System Design – Distributed Storage Systems – Q&A

Q1. What are distributed storage systems?

Answer: The storage of data across multiple locations and devices, primarily decentralized, is called distributed storage system. Distributing the data across various devices and nodes would provide redundancy, fault tolerance, and high availability. Data Integrity is managed in case of hardware, network, and software failures.

Q2. What are some of the popular distributed storage systems?

Answer: Some of the popular distributed storage systems are Hadoop Distributed File System (HDFS), Ceph, GlusterFS, Amazon S3 (Simple Storage Service), Google Cloud Storage, Microsoft Azure Blob Storage, IPFS (InterPlanetary File System) and Storj.

Q3. What other important features of distributed storage systems besides performance and availability?

Answer: Data security and Reliability is an important features of distributed storage systems, although it is not the primary goal. These are necessary for the primary goals to make sense for the products. This concept is very important for system design.

Q4. What are SLAs provided by distributed storage systems?

Answer: SLA stands for Service Level Agreement. This is a formal agreement between a service provider such as Amazon S3 and a customer like you or me who want to use the service. What is this agreement on? The agreement is on factors like performance, reliability, availability, data durability, and support response times majorly but it can be on several other factors.

Q5. Can you explain some of the popular SLAs in the market by the service providers of distributed storage systems?

Answer: Below are some standard SLA components distributed storage system service providers provide.

1. Data Durability: Data durability is the likelihood of data loss over a specific period. Service providers often say it in terms of the number of nines (e.g., 99.999999999% in a year); this means that there will be no data loss for this percentage in a year.

2. Data Availability: Data Availability refers to the percentage of time for the storage system to be available and accessible. Service providers often say it in terms of the number of nines (e.g. 99.9% in a year), meaning there will be no access problems for that long.

3. Latency: Often called roundtrip latency, this is the time the system takes to respond to a specific request (e.g., read/write). Service providers would promise a consistent latency target even in worst-case scenarios.
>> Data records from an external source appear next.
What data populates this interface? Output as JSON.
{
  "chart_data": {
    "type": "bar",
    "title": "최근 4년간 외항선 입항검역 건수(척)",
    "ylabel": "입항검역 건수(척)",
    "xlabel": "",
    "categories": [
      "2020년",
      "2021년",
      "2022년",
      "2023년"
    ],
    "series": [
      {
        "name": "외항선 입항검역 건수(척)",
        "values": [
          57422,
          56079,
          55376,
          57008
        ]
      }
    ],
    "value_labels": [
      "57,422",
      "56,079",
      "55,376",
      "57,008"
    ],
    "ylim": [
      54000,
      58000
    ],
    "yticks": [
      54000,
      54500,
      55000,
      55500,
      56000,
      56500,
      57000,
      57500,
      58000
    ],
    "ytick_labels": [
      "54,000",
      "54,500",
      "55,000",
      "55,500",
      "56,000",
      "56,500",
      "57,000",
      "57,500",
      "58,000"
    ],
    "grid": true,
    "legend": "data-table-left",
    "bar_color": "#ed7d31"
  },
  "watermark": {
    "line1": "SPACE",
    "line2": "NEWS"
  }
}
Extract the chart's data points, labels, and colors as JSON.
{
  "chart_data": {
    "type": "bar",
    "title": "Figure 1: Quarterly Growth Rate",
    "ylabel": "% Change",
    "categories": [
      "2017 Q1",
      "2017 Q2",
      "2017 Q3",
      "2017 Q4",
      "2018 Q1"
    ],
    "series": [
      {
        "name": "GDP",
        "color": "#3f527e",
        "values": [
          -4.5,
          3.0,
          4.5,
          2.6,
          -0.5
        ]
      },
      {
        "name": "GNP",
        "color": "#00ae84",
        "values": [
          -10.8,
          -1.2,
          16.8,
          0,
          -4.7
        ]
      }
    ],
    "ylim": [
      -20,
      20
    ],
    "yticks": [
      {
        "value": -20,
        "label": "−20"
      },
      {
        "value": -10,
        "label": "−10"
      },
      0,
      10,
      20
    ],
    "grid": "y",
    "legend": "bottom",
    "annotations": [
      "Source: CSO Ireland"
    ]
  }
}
4. Throughput: The amount of data in a certain time that will be transferred between the requester and the storage system is promised. This is also called bandwidth. A minimum level of throughput is always promised.

5. Data Security and Protection: SLAs on data security may not be in terms of numbers like the other SLAs. The service provider promises that they will adhere to certain standards on encryption, and data storage, such as GDPR, HIPAA, and other compliances.

6. Recovery Point Objective (RPO) and Recovery Time Objective (RTO): During a disaster recovery operation by the storage systems, RPO and RTO refer to maximum data loss in terms of time and maximum time for recovery, respectively.

7. Support Response Time: How much time it takes support to answer when you raise a problem and also to reply in between the conversations is defined by support response time. This depends on the category of membership you have and also the severity of the ticket raised. If it is a production impact issue, the service provider would mostly have to respond within minutes or below an hour.

Q6. What are the storage systems we use as part of day-to-day operations and not just big corporations?

Answer: Most computer and device users use Dropbox, IBM Box, Google Drive, Microsoft One Drive, iCloud, etc., as part of the day-to-day business and usage of devices. These are also huge distributed storage systems and have a complex design at the backend, but we mostly do not care how they are designed or meet SLAs.